- Film poster
- Directed by: María Ripoll
- Written by: Carlos Montero Castiñeira Breixo Corral Sacha Perales
- Produced by: Francisco Ramos
- Starring: Verónica Echegui Álex Garcia Jordi Sánchez Elvira Mínguez
- Music by: Simon Smith
- Production companies: Sony Pictures Televisión Española, Movistar+, Televisió de Catalunya, AXN, Vodafone
- Distributed by: Sony Pictures
- Release date: 26 November 2016 (Spain);
- Country: Spain
- Language: Spanish

= Don't Blame the Karma for Being an Idiot =

Don't Blame it on your Karma (No culpes al karma de lo que te pasa por gilipollas) is a 2016 Spanish romantic comedy film based on a novel by Laura Norton.

==Plot==
In 1990's Sara is a high school unpopular girl. She has a crush on the popular Aarón Humilde, a senior high school who has a band. After Aarón leaves town unannounced they lose contact.
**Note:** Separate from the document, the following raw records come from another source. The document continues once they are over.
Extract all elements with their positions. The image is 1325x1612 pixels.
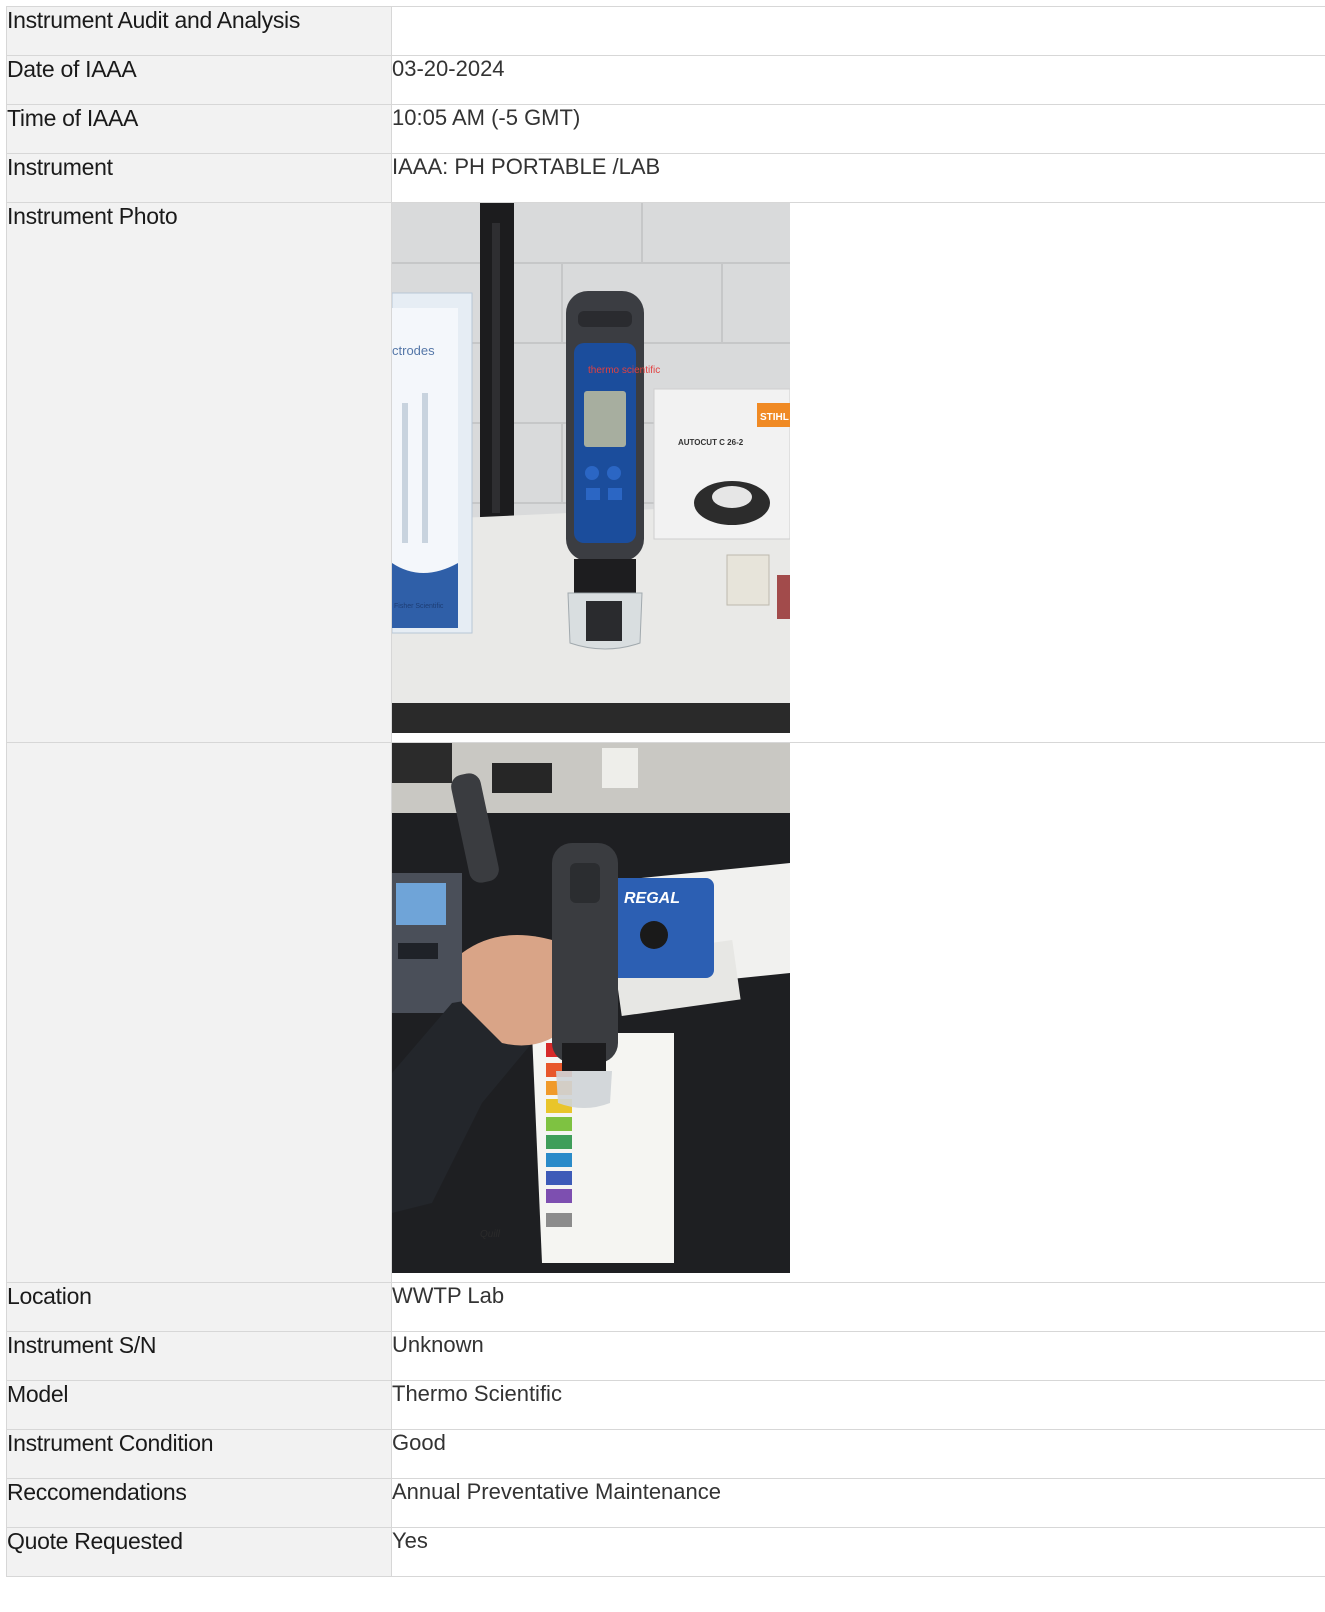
table-row: Instrument IAAA: PH PORTABLE /LAB (6, 153, 1325, 203)
table-row: Instrument Audit and Analysis (6, 6, 1325, 56)
row-label-model: Model (6, 1380, 392, 1430)
box-left-text: ctrodes (392, 343, 435, 358)
meter-brand-text: thermo scientific (588, 365, 660, 376)
row-value-quote: Yes (391, 1527, 1325, 1577)
table-row: Model Thermo Scientific (6, 1380, 1325, 1430)
table-row: Location WWTP Lab (6, 1282, 1325, 1332)
instrument-photo-2: REGAL Quill (392, 743, 790, 1273)
row-value-photo2: REGAL Quill (391, 742, 1325, 1283)
row-value-serial: Unknown (391, 1331, 1325, 1381)
row-value-header (391, 6, 1325, 56)
box-left-brand: Fisher Scientific (394, 603, 444, 610)
row-label-photo2 (6, 742, 392, 1283)
table-row: Time of IAAA 10:05 AM (-5 GMT) (6, 104, 1325, 154)
binder-brand-text: Quill (480, 1229, 501, 1240)
row-value-recommendations: Annual Preventative Maintenance (391, 1478, 1325, 1528)
row-value-model: Thermo Scientific (391, 1380, 1325, 1430)
regal-device-text: REGAL (624, 890, 680, 907)
table-row: Quote Requested Yes (6, 1527, 1325, 1577)
row-label-instrument: Instrument (6, 153, 392, 203)
row-value-photo: ctrodes Fisher Scientific STIHL AUTOCUT … (391, 202, 1325, 743)
table-row: Date of IAAA 03-20-2024 (6, 55, 1325, 105)
table-row: Instrument Condition Good (6, 1429, 1325, 1479)
row-value-time: 10:05 AM (-5 GMT) (391, 104, 1325, 154)
row-value-instrument: IAAA: PH PORTABLE /LAB (391, 153, 1325, 203)
row-label-location: Location (6, 1282, 392, 1332)
table-row: Reccomendations Annual Preventative Main… (6, 1478, 1325, 1528)
instrument-audit-table: Instrument Audit and Analysis Date of IA… (6, 6, 1325, 1577)
instrument-photo-1: ctrodes Fisher Scientific STIHL AUTOCUT … (392, 203, 790, 733)
row-label-date: Date of IAAA (6, 55, 392, 105)
row-label-recommendations: Reccomendations (6, 1478, 392, 1528)
row-label-serial: Instrument S/N (6, 1331, 392, 1381)
table-row: REGAL Quill (6, 742, 1325, 1283)
row-label-time: Time of IAAA (6, 104, 392, 154)
box-right-brand: STIHL (760, 412, 789, 423)
row-value-condition: Good (391, 1429, 1325, 1479)
box-right-product: AUTOCUT C 26-2 (678, 438, 744, 447)
row-label-header: Instrument Audit and Analysis (6, 6, 392, 56)
row-label-quote: Quote Requested (6, 1527, 392, 1577)
row-label-photo: Instrument Photo (6, 202, 392, 743)
table-row: Instrument Photo ctrodes Fisher Scientif… (6, 202, 1325, 743)
row-value-date: 03-20-2024 (391, 55, 1325, 105)
table-row: Instrument S/N Unknown (6, 1331, 1325, 1381)
row-label-condition: Instrument Condition (6, 1429, 392, 1479)
row-value-location: WWTP Lab (391, 1282, 1325, 1332)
Now, 13 years later, she works with feathers, making hats, headdresses, bow ties, dresses and anything else that might require plumage. She is a genuine artist and has a small shop/workshop in a Madrid neighbourhood where she just about manages to make a living. What a shame that her quiet, ordered world is about to collapse around her ears. Somehow, Sara will have to put up with a fleeing mother, a depressed father, a rebellious sister and her eccentric fiancé and, especially, a boyfriend she hasn't seen in ages who's about to make her the most absurd proposal in history.

==Cast==
- Verónica Echegui as Sara Escribano.
- Álex Garcia as Aarón Humilde, Sara's past dream boy who is engaged to Lucía.
- Elvira Mínguez as Berta Milagros Rodríguez, Sara and Lucia's mother.
- Alba Galocha as Lucía Escribano, Aarón' s fiancé and Sara's sister.
- Jordi Sánchez as Arturo Escribano, an architect.

== Production ==
The film is associate produced by Spanish pubcaster Televisión Española (TVE), its biggest pay TV operator, Movistar Plus, regional state TV Televisió de Catalunya and Sony channel AXN España, a full flush of TV players which underscores the title's attractiveness. Spain's ICAA Film and Audiovisual Arts Institute and the Catalan Institute of Cultural Enterprises (ICEC) put up co-funding.

Verónica Echegui was not the first choice for the role of Sara. The role of Sara was originally played by Clara Lago but then she declined in favor to starring in the film 'Órbita 9'

The film was shot during seven weekends in Guadalajara, Madrid, and Hong Kong.

== Soundtrack ==
The music created for the film is divided into two parts – Aaron's songs and the film score itself. The score itself is a mixture of kooky vintage, indie pop and funky nonsense that complements the very strong visual style of the film.

The soundtrack and original songs were composed by Simon Smith. The lead male character, Aaron, is a pop star and there are many musical scenes that needed original songs to establish the character's career and reveal his feelings. Victor Hernandez also provided help with lyrics and song development before shooting. Alex Garcia, who plays Aaron, had never sung before and took intensive voice and guitar lessons and worked closely with Simon and Maria to develop the character.

The soundtrack has a fresh pop style, drawing on funk, jazz, pop, dub, dance music and electronic music. Simon also wrote several other songs for the score in English that reappear throughout the film, sung by Catalan singer Maria Rodés, to represent the inner mind of the female lead character, Sara.

== Release ==

The film was its world premiere was held at Cine Capitol on 8 November 2016 in Madrid, Spain Sony Pictures has also acquired worldwide distribution rights.

This film is also featured in the 2017 Miami International Film Festival’s HBO Ibero American Competition Film Category and Málaga Film Festival The film was nominated for Best Costume Design at Goya Award.

===Box office===
The film grossed $2,236,857 in Spain.

===Home media===

The DVD of Don't Blame the Karma was released on 15 March 2017, in both single-disc and two-disc deluxe editions and also released on VHS and UMD Video formats. In addition to the film, the deluxe edition contained featurettes and other bonus materials.